Die Informationslage (Januar 2024) ist eher uneinheitlich — bei vielen Ländern haben wir keine oder nur sehr wenige öffentlichen Informationen gefunden. Hier waren noch keine Fortschritte erkennbar: Bulgarien, Dänemark, Estland, Griechenland, Irland, Lettland, Litauen, Luxemburg, Malta, Polen, Portugal, Rumänien, Slowakei, Slowenien, Spanien, Ungarn und Zypern.

Nationale Umsetzung in EU-Staaten

Umsetzungsstatus von EU NIS2 in Mitgliedsstaaten, Stand Januar 2024
Informationen zu vielen (weiteren) Ländern fehlen noch
Land Umsetzung Status Besonderheiten
Belgien Das Centre for Cybersecurity of Belgium (CCB) hat einen Gesetzesentwurf veröffentlicht, der sich bis Dezember 2023 in der Konsultation befand. 1 Entwurf,
Konsultations­phase abgeschlossen
Unterschiedliche Wege zur Nachweiserbringung, Nachweisfrist 18 Monate nach Inkrafttreten
Deutschland Das Innenministerium arbeitet am neuen Umsetzungsgesetz NIS2UmsuCG, es erweitert das bestehende BSI-Gesetz (KRITIS) deutlich.

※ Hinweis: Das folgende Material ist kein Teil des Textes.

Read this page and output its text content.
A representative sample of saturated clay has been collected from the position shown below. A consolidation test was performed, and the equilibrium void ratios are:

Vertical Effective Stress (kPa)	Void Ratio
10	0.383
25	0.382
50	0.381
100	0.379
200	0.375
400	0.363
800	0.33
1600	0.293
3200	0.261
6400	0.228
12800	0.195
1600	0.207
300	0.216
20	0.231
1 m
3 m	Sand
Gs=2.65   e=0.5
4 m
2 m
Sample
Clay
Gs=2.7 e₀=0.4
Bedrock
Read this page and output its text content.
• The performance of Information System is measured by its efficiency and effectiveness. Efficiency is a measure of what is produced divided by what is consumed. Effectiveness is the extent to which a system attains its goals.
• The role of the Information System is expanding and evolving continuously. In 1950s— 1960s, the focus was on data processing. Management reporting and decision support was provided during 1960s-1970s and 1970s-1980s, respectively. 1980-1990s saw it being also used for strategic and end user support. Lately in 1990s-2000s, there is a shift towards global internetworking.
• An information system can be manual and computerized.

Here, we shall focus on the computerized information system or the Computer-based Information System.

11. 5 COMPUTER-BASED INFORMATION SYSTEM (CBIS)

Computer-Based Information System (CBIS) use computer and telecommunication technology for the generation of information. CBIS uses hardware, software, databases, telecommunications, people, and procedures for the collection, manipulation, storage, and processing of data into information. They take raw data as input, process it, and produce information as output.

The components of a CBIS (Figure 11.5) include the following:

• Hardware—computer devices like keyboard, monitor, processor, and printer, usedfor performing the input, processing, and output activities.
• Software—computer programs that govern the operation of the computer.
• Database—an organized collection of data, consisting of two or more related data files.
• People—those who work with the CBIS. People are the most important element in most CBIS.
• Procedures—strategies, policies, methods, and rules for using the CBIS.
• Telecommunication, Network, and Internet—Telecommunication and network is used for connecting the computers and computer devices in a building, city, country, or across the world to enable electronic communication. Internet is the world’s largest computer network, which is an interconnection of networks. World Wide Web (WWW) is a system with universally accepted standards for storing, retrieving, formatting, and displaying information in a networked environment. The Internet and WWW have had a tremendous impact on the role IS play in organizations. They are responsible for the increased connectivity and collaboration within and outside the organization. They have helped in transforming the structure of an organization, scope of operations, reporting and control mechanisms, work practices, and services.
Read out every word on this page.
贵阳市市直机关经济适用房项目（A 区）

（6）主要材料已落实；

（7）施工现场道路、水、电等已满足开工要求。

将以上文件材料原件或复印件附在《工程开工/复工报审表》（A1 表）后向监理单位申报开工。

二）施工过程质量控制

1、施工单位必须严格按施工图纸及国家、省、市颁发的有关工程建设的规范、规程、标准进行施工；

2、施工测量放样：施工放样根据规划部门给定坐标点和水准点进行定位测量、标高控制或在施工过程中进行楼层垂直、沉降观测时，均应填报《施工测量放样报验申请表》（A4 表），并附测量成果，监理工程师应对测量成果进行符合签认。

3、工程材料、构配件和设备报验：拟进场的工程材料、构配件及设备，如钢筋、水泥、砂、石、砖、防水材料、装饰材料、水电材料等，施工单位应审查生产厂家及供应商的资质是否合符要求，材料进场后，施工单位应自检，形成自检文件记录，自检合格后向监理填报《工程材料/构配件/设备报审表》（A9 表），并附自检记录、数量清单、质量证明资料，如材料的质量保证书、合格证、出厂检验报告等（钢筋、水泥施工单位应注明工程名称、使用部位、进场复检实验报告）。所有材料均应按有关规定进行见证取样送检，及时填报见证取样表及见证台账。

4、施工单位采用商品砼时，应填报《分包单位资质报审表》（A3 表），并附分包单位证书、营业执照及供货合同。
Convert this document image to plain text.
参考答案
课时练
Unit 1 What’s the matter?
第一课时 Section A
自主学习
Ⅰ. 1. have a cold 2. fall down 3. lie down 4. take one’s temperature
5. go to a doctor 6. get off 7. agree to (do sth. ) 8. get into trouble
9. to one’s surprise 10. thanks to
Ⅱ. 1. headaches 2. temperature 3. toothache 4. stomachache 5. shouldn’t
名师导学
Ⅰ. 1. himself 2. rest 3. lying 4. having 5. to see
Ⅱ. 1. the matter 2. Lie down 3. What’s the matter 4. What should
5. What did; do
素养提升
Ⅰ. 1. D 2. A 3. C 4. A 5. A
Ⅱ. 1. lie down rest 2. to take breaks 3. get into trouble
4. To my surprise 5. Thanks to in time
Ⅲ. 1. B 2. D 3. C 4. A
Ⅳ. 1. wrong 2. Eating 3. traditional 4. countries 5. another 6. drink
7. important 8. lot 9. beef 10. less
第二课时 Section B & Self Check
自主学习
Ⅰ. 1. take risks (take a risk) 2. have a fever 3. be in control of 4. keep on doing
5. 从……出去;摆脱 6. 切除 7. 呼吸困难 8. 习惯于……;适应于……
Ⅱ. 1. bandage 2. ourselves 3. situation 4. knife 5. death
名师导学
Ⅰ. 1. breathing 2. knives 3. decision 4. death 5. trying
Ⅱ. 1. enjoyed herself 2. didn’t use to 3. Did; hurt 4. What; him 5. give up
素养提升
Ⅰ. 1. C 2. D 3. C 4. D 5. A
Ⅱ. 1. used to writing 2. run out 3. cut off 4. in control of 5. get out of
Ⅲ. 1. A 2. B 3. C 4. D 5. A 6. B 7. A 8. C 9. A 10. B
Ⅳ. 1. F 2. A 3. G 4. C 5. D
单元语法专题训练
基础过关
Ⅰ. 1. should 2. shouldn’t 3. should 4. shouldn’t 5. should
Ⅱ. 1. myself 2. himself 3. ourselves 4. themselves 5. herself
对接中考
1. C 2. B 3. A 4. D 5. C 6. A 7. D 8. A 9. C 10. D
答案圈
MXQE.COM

Regulierungsbehörde wird das Bundesamt für Sicherheit in der Informations­technik. 3 Entwürfe, Diskussionstermine mit Wirtschaft & Verbänden sind erfolgt Mehr Sektoren, KRITIS als zusätzliche Gruppe, teilweise Audits, keine Übergangs­fristen
Finnland Das Ministry of Transport and Communications (LVM) hat einen Gesetzesentwurf veröffentlicht. Die Konsultationsphase endete Ende November 2023. 1 Entwurf, Konsultations­phase abge­schlossen Keine Nachweisfristen, Registrierungspflicht ab Januar 2025
Frankreich Die nationale Umsetzung erfolgt durch die Agence nationale de la sécurité des systemes d'information (ANSSI). Kein Entwurf bekannt,
FAQ mit Antworten zu Betroffenheit, Pflichten und weiteren Themen
Italien Die Gesetzgebung erfolgt durch die Agenza per la cybersicurezza nazionale (ACN). Kein Entwurf, Zeitplan unbekannt
Kroatien Die nationale Umsetzung wird durch das Office of the National Security Counsil vorangetrieben. Finaler Entwurf veröffentlicht, Konsultationsphase abgeschlossen Viele Pflichten auch für wichtige Einrichtungen in abgemilderter Form, keine Meldepflicht für 24/72h, bis zu 9 Monate Übergangsfristen
Niederlande Die nationale Umsetzung erfolgt durch die Rijksinspectie Digitale Infrastructuur (RDI), vermutlich durch Überarbeitung des bestehenden Gesetzes zur Netz- und Informationssicherheit. Erster Entwurf in Erarbeitung, Konsultationsphase voraussichtlich in Q1/2024, Evaluierungstool verfügbar
Österreich Nationale Umsetzung durch BMI (Bundesminister für Inneres) Offizieller Begutachtungsentwurf veröffentlicht, Umsetzung bis 18.10. möglich / wahrscheinlich Umfangreiche FAQ-Seiten, Förderprogramm für KMUs mit Ausschreibung bis Mitte April 2024
Schweden Die nationale Umsetzung erfolgt durch die Swedish Post and Telecom Authority (PTS). Entwurf im Februar 2024 erwartet
Tschechien Die nationale Umsetzung erfolgt durch die Národní úřad pro kybernetickou a informační bezpečnost (NÚKIB), das Nationale Amt für Cyber- und Informationssicherheit. Finaler Entwurf veröffentlicht, Konsultationsphase abgeschlossen Gesetz in zwei Teilen, viele konkrete Anforderungen an Risiko­manage­ment­maß­nahmen, Einrichtungen + strategisch wichtige Dienste

Belgien

Die nationale Umsetzung erfolgt in Belgien durch das (bisher sogenannte) NIS2 Gesetz. Das Gesetz ersetzt das bestehende NIS-1-Gesetz aus 2019 und das Gesetz zum Schutz kritischer Infrastrukturen aus dem Jahr 2011.

Status

Das Centre pour la Cybersécurité Belgique, kurz CCB, treibt die Ausarbeitung voran und wird in Belgien die zuständige nationale Cybersicherheitsbehörde.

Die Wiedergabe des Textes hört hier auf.